Это поцелуй, когда ничего не чувствуешь. Просто чужие губы на губах, а я терпеливо жду, когда это закончится. Может, не то время и не то место. Вчера, у подъезда, было куда круче.
— До встречи, Тань, — касается он пальцами моего лица, и я наконец-то заскакиваю на подножку вагона. Машу им рукой — Сашке, маме и папе, что стоят чуть поодаль.
— Идите уже, девушка, — ворчит на меня толстая проводница, — через минуту отправляемся.
Я кидаю последний взгляд на перрон. Нет, ничего не изменилось. Никто не бежит, опаздывая. Никто не желает меня забрать с собой, как было сказано вчера.
Я иду в свой плацкарт. Там пара — муж с женой, уже пожилые. У мужчины — верхняя полка, и по хищному взгляду его половинки, я догадываюсь, что меня будут обрабатывать.
Своё нижнее законное место, вероятно, мне придётся отдать мужчине с лысиной в виде тонзуры[1], но думаю об этом вяло, хоть и без всякого энтузиазма. Я боюсь высоты. Даже такой небольшой, как вторая полка в поезде, но спорить со стариками не хочется. Я для них молодая и резвая, что, по сути, правда.
Поезд наконец-то трогается. Я ещё не чувствую облегчения: мне стыдно оттого, что каждый раз я испытываю нечто вроде счастья, покидая и город, в котором родилась и выросла, и родных.
Я уже морально готовлюсь к разговору с пожилой четой, когда та же хмурая проводница заполоняет собой пространство и хриплым недовольным голосом бурчит:
— Ошибочка вышла. Накладочка. Это место уже занято, берите вещи и пройдёмте со мной.
Я открываю рот, собираясь скандалить. Тётка, сидящая напротив, огорчается. А проводница, предвидя бурю, гаркает, как солдафон:
— Тихо, я сказала! Не беспокойтесь!

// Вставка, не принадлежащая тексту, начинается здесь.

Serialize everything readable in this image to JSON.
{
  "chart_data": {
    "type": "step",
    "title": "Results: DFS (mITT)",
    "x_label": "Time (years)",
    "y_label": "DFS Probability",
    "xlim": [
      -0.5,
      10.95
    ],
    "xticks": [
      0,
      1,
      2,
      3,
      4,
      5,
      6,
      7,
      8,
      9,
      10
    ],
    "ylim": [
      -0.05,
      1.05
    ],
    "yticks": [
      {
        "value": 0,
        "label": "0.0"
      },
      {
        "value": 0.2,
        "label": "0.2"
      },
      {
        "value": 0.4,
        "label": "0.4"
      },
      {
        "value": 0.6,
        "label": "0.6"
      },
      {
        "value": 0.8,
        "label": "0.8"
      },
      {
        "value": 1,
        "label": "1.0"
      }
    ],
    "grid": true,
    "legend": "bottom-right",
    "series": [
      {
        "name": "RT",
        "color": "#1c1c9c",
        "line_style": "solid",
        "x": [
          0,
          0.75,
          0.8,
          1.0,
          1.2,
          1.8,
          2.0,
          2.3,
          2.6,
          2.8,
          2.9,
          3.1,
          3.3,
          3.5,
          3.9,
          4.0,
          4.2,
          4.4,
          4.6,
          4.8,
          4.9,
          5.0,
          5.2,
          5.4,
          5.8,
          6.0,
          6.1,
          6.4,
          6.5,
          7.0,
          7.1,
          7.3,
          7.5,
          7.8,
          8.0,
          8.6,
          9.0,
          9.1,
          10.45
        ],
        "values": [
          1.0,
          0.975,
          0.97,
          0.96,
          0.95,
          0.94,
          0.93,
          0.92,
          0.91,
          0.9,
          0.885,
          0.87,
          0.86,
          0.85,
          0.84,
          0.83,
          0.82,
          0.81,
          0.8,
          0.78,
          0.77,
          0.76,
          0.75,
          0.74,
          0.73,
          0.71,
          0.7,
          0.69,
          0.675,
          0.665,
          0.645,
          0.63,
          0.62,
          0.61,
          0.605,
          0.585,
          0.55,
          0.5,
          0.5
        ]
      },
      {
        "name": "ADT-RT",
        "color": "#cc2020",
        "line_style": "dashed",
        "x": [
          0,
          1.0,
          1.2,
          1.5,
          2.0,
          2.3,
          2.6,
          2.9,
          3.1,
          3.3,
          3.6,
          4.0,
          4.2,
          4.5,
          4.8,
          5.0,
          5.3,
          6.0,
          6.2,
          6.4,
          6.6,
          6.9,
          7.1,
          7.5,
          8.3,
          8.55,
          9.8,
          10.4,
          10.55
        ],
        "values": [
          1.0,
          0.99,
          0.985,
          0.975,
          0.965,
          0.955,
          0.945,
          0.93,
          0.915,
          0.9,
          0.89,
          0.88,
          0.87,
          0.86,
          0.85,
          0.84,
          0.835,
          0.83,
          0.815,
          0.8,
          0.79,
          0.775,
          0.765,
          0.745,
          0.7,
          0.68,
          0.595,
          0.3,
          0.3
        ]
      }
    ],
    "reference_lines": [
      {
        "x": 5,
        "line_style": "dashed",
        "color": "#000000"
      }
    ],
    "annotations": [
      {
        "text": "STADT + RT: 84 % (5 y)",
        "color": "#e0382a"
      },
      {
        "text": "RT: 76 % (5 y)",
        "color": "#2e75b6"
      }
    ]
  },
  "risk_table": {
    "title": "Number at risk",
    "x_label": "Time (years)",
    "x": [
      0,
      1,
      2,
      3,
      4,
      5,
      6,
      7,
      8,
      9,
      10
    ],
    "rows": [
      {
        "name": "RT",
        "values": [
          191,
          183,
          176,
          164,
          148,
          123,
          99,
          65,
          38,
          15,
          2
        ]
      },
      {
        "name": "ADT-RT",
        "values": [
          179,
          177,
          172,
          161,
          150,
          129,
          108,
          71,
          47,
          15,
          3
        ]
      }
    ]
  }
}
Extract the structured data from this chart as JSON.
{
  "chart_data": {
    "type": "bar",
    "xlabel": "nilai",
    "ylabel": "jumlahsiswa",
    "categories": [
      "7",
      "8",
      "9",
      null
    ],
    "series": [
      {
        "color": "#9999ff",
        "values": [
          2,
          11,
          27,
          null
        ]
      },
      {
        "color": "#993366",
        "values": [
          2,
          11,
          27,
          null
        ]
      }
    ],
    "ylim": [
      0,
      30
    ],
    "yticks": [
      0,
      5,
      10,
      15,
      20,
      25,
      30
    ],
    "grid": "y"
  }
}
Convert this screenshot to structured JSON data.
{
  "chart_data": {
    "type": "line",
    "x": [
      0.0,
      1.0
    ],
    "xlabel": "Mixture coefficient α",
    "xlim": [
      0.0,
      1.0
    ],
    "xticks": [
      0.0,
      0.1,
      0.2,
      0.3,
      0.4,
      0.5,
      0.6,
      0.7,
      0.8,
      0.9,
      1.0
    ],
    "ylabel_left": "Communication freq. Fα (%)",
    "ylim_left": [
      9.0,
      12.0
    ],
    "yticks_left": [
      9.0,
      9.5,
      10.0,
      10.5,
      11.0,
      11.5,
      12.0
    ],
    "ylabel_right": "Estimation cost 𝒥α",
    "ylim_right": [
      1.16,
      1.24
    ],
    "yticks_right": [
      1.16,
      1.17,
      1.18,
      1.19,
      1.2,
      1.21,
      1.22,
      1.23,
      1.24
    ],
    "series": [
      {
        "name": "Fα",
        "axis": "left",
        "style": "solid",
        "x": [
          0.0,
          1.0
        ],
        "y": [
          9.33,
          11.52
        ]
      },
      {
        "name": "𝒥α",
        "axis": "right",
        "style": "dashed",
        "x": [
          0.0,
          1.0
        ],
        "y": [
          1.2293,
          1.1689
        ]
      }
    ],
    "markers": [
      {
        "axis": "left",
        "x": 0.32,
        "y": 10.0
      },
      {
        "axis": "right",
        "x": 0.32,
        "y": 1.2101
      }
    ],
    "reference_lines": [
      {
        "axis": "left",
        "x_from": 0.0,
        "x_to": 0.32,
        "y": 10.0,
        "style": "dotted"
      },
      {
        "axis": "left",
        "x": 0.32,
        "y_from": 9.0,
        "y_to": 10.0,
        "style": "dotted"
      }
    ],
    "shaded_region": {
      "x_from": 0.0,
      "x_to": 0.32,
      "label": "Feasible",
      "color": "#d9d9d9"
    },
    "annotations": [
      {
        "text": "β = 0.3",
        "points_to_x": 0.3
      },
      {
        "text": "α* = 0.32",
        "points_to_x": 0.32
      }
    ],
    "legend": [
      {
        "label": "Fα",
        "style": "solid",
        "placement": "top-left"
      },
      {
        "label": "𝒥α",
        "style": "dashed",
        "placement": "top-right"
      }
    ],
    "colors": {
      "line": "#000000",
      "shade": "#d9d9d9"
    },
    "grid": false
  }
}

Устроим как в лучших домах Парыжа и Лондона!
Она споро хватает мою сумку, забитую едой, и мне остаётся лишь покорно, забрав остальные вещи, плестись за ней в конец вагона, где она передаёт меня в руки другому проводнику.
Уже в этот момент я заподозрила неладное, особенно когда попала в купейный вагон.
В такие моменты я торможу. Впадаю в какое-то оцепенение. Мне бы тревогу бить, а я иду, как овца на заклание.
К счастью, у него открыта дверь. И я сразу вылавливаю знакомые черты.